Succession Under Hindu Law


The Hindu Succession Act, 1956 is an Act relating to the succession and inheritance of property. This Act lays down a comprehensive and uniform system which incorporates both succession and inheritance. This Act also deals with intestate or unwilled (testamentary) succession. Therefore, this Act combines all the aspects of Hindu succession and brings them into its ambit. This article shall further explore the applicability, and the basic terms and definitions and the rules for succession in the case of males and females.

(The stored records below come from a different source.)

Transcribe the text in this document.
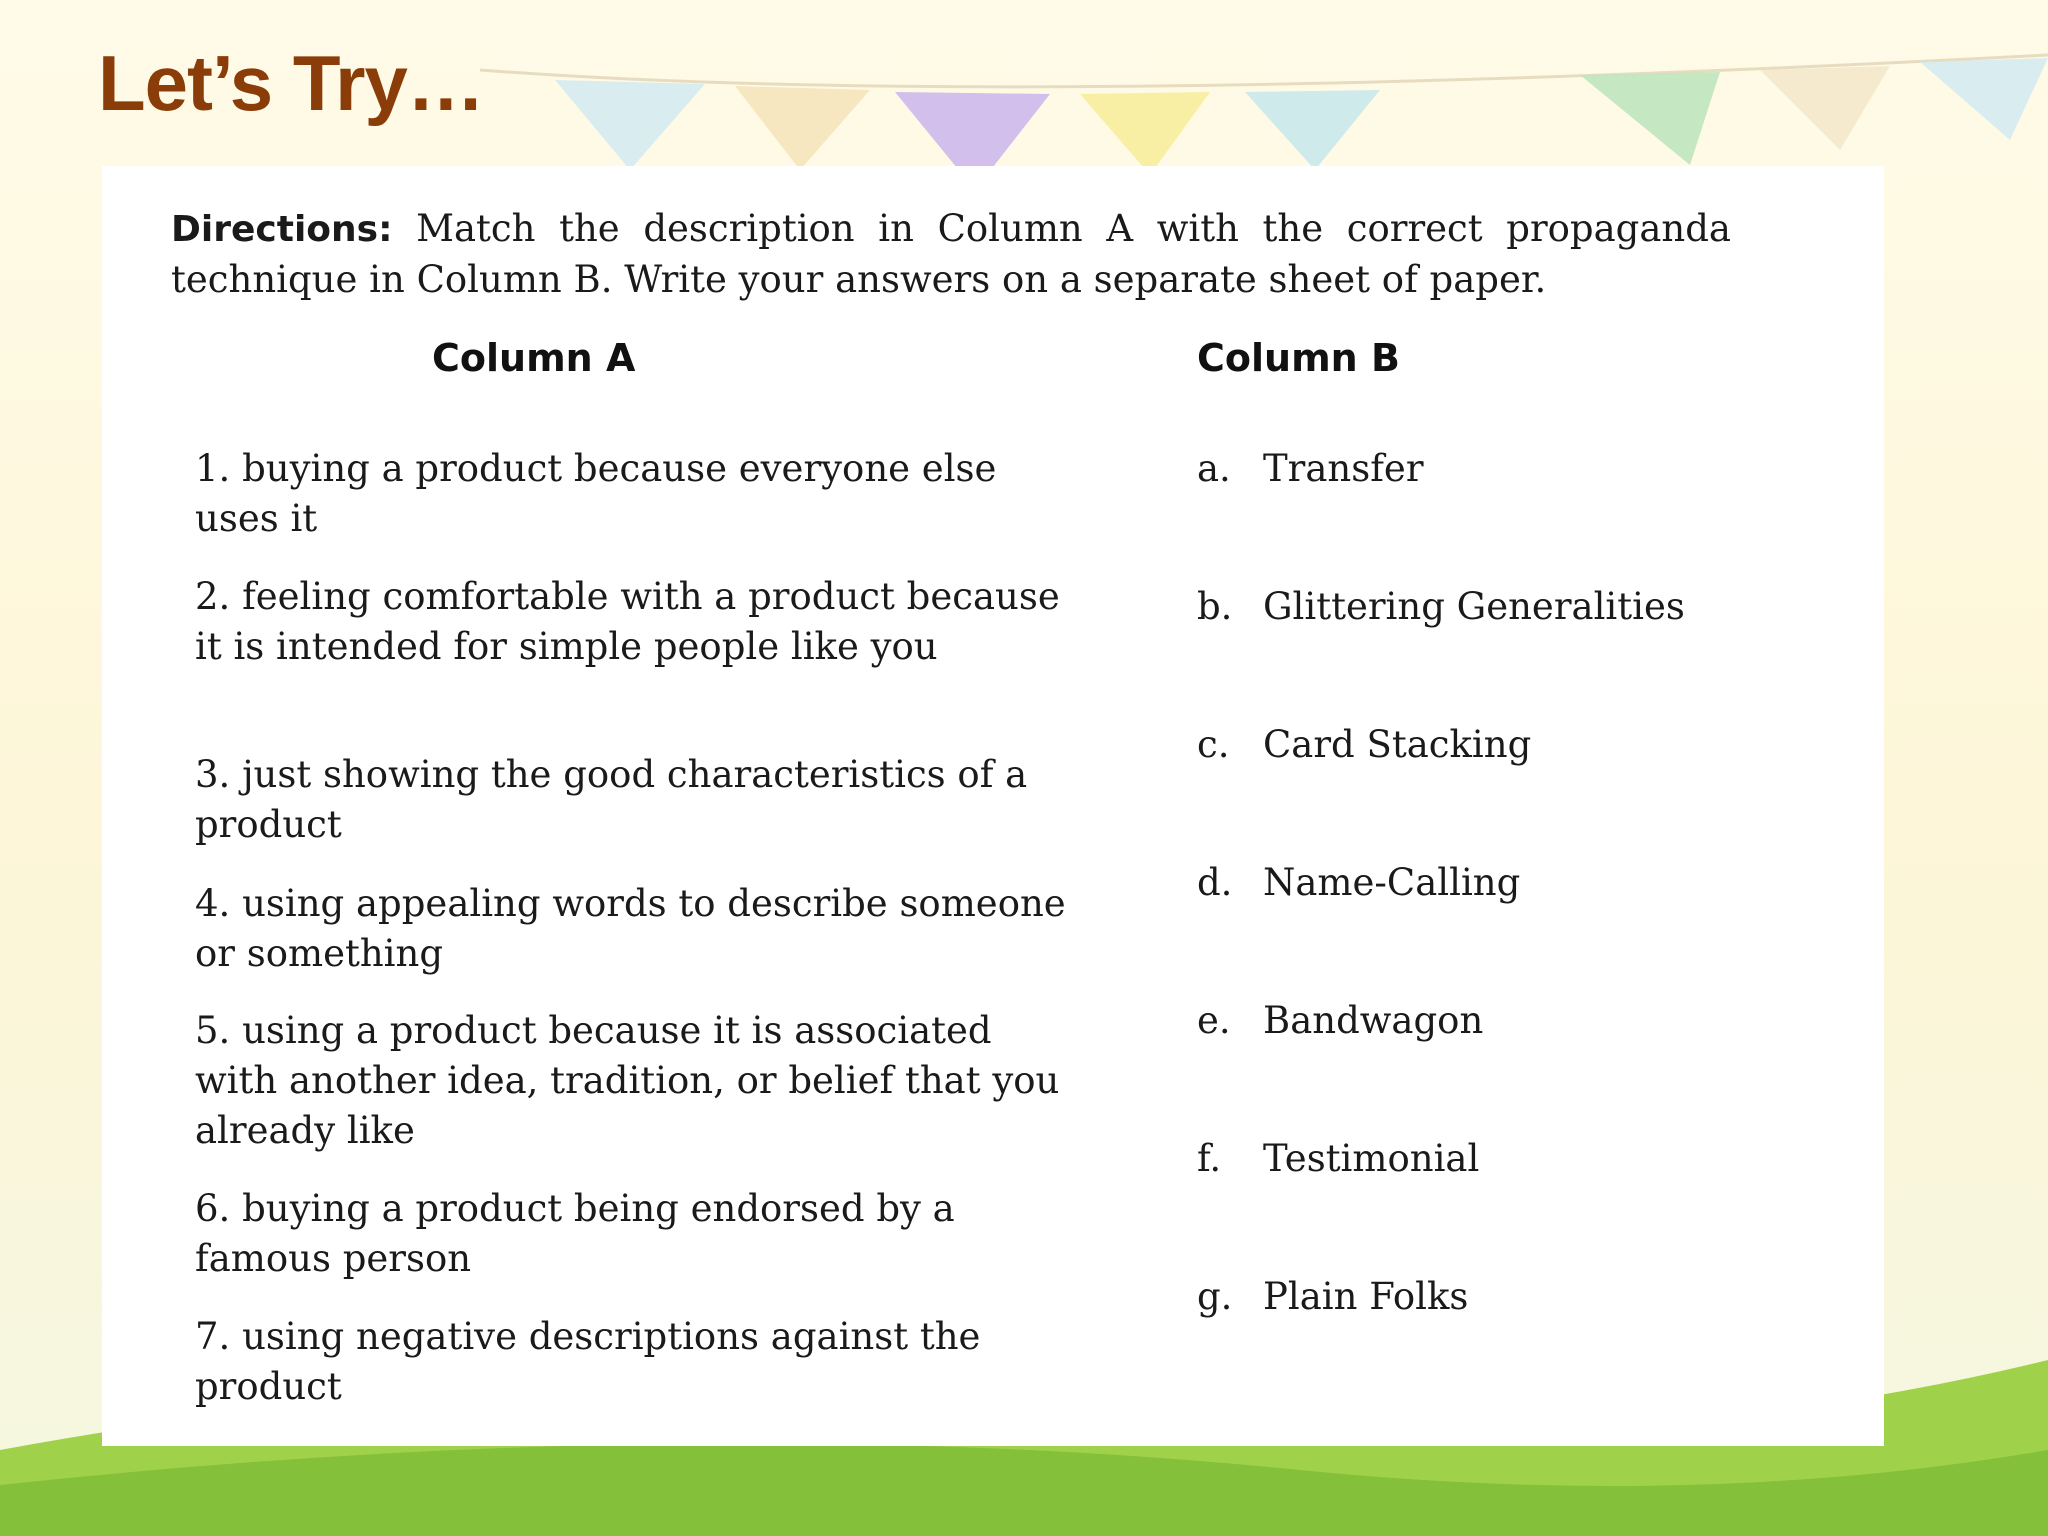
Let’s Try…

Directions: Match the description in Column A with the correct propaganda technique in Column B. Write your answers on a separate sheet of paper.

Column A	Column B

1. buying a product because everyone else uses it

2. feeling comfortable with a product because it is intended for simple people like you

3. just showing the good characteristics of a product

4. using appealing words to describe someone or something

5. using a product because it is associated with another idea, tradition, or belief that you already like

6. buying a product being endorsed by a famous person

7. using negative descriptions against the product

a. Transfer

b. Glittering Generalities

c. Card Stacking

d. Name-Calling

e. Bandwagon

f. Testimonial

g. Plain Folks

Section 2 of this Act lays down the applicability of this Act. This Act is applicable to:

  • Any person who is Hindu by religion or any of its forms or developments, including a Virashaiva, Lingayat, or a Brahmo, Prarthna or Arya Samaj follower.
  • Any person who is a Buddhist, Sikh or Jain by religion.
  • Any other person who is not a Muslim, Christian, Parsi, Jew, unless it is proved that such person would not be governed by Hindu law or custom.
  • This Act shall also extend to the whole of India.                                                    However, this Section shall not apply to any Scheduled Tribes covered under the meaning of Article 366 of the Constitution, unless otherwise directed by the Central Government by a notification in the Official Gazette.
  • Who qualifies as a Hindu, Sikh, Jain or Buddhist?
  • A legitimate or illegitimate child, where both of his parents are either Hindus, Buddhists, Jains or Sikhs.
  • A legitimate or illegitimate child, one of whose parents is a Hindu, Buddhist, Jain or Sikh and is brought up as a member of the tribe, community, group or family to which such parent belongs.
  • Any person who is a convert or reconvert to the Hindu, Sikh, Jain or Buddhist religion.

Types of succession

Testamentary Succession

When the succession of the property is governed by a testament or a will, then it is referred to as testamentary succession. Under Hindu law, a Hindu male or female can make the will for the property, including that of a share in the undivided Mitakshara coparcenary property, in favour of anyone. This should be valid and legally enforceable. The distribution will be under the provisions of the will and not through the laws of inheritance. Where the will is not valid, or not legally enforceable, then property can devolve through the law of inheritance.

Intestate Succession 

Intestate has already been defined above as someone who dies leaving behind no will or testament. When such a situation happens, then this property will be distributed among the legal heirs by following the laws of inheritance.


 This article explored some basic terms and definitions used in the Hindu Succession Act, 1956. There are four classes of heirs to which property devolves in case if a Hindu dies leaving behind a will, in which case he becomes intestate. This property devolves through these classes. If no one from the earlier class is present,then it devolves to the next class and so on. Lastly, thisvarticle also explored the 2005 Amendment to this Act, which brought much needed protection to women rights regarding property.